Brief | October 1, 2019

Who Will Be the New Business Leaders in Maine?

Strengthening career-technical education and high-quality postsecondary learning will build the skilled workforce that Maine needs

In six short years, Maine will need an additional 158,000 employees with the skills and credentials required for our state’s jobs. Our goal is to ensure that by 2025, 60 percent of all Mainers hold postsecondary credentials of value. Our state has been improving over time and progressing closer to this goal. Yet, even so, our current educational attainment rate is only 46 percent, and we clearly have a lot of progress to make to meet the demands of our state’s businesses.

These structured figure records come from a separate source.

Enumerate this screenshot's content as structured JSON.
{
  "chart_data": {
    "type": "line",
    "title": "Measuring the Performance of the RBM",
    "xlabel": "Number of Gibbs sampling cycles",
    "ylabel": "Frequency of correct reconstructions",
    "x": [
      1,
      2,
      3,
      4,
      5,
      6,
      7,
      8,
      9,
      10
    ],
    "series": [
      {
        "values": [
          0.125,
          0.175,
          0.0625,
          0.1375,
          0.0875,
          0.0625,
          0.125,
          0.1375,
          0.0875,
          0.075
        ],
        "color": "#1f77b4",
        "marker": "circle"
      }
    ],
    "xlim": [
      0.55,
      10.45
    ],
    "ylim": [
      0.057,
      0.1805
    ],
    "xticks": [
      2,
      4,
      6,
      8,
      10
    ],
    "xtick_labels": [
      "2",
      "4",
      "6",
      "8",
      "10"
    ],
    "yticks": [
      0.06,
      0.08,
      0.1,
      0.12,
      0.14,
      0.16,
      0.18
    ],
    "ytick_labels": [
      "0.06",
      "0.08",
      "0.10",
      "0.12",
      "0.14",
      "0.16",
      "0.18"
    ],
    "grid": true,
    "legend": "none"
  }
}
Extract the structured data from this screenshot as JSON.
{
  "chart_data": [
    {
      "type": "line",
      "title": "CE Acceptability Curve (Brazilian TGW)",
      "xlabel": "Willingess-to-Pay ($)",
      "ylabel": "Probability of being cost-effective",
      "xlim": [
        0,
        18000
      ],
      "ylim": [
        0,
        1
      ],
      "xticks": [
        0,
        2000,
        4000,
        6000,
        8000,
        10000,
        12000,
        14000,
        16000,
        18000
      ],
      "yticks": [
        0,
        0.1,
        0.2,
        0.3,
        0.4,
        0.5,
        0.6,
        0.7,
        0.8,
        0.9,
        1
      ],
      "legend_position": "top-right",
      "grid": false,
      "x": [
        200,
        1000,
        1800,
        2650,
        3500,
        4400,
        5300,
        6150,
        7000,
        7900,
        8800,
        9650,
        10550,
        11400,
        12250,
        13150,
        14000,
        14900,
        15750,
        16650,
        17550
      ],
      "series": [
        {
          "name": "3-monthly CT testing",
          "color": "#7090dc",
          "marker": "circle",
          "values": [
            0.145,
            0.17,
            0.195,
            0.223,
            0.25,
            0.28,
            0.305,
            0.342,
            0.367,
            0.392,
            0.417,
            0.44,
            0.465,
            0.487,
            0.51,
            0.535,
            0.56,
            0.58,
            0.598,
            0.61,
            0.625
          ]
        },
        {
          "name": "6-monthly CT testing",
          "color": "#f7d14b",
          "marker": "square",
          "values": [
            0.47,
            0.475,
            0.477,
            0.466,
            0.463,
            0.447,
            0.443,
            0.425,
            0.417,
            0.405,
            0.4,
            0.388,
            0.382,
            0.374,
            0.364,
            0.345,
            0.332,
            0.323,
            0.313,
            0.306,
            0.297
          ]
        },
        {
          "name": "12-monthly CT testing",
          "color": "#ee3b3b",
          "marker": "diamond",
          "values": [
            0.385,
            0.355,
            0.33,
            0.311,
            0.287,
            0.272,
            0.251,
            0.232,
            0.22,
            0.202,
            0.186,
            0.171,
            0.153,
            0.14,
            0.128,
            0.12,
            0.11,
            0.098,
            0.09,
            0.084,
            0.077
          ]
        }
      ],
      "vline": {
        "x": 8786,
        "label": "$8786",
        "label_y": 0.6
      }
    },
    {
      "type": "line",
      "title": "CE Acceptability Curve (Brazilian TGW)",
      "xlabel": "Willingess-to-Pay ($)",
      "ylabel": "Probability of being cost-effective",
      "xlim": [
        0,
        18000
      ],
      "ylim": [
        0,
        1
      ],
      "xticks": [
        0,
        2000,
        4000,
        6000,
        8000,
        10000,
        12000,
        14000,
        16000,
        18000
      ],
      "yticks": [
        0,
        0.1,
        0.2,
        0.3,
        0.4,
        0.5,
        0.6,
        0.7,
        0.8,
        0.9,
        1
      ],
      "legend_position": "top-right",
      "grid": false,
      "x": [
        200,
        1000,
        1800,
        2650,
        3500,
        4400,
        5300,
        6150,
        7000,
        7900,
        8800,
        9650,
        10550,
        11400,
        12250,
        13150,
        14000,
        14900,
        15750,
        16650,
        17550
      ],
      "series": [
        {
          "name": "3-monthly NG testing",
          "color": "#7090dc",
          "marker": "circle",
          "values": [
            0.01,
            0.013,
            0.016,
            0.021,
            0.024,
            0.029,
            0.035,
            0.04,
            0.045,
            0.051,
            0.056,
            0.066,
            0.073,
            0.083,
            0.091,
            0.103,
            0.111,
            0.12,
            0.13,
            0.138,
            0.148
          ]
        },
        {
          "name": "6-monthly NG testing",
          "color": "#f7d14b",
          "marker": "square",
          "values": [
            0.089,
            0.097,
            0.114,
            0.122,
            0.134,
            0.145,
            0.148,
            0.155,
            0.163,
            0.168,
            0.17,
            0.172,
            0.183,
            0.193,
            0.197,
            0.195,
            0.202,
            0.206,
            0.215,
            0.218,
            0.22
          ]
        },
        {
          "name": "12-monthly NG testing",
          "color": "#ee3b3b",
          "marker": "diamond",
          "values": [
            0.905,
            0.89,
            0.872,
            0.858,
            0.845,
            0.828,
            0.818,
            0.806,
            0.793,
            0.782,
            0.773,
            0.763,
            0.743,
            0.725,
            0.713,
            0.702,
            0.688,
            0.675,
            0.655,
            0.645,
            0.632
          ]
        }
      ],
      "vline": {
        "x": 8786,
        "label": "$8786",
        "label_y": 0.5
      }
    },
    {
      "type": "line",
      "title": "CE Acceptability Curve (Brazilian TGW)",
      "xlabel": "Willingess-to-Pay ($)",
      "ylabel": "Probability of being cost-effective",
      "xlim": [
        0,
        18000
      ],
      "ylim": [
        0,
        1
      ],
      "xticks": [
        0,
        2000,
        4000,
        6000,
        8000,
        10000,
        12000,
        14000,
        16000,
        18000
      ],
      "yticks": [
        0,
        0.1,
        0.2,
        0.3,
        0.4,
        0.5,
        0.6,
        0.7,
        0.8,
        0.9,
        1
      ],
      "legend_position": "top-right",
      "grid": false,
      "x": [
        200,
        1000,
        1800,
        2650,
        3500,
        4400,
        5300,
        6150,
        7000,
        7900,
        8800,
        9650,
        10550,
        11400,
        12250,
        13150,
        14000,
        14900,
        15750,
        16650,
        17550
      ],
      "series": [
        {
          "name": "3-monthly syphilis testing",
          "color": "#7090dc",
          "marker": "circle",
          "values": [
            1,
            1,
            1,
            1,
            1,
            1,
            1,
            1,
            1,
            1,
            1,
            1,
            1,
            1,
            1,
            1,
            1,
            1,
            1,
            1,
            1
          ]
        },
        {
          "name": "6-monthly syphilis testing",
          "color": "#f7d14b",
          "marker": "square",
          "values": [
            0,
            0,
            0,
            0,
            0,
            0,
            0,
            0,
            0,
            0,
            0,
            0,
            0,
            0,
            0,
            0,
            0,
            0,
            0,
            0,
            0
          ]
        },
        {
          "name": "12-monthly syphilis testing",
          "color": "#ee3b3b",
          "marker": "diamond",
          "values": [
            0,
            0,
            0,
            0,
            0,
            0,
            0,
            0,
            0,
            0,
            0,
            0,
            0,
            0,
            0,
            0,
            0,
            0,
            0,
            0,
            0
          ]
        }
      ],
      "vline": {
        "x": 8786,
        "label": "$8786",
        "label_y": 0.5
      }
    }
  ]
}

A key challenge when it comes to building Maine’s workforce is the rapidly changing demographics of our state. As the retiree population increases and working-age population decreases, we are left with a shortage of the skilled working adults we need. Maine business leaders confirm that, in addition to this, several of their top concerns when it comes to supporting the workforce are quality of life, quality of workforce, availability of skilled technical workers, and availability of entry-level workers.

Investing in our students today means investing in our economy tomorrow

Building some of these skills as early as high school helps prepare students to succeed in our economy, and gives them the motivation and vision to see themselves in these positions. Career-technical education (CTE) programs provide students with both the hard technical skills and the soft skills, such as communication, critical thinking, and problem-solving, that our businesses need in order to grow and thrive in the 21st century.

Investing in our students today means investing in our economy tomorrow, and Maine’s business leaders, stakeholders, and policymakers must ensure that our CTE and postsecondary programs help our students get the training and skills they’ll need to lead Maine’s businesses into the future.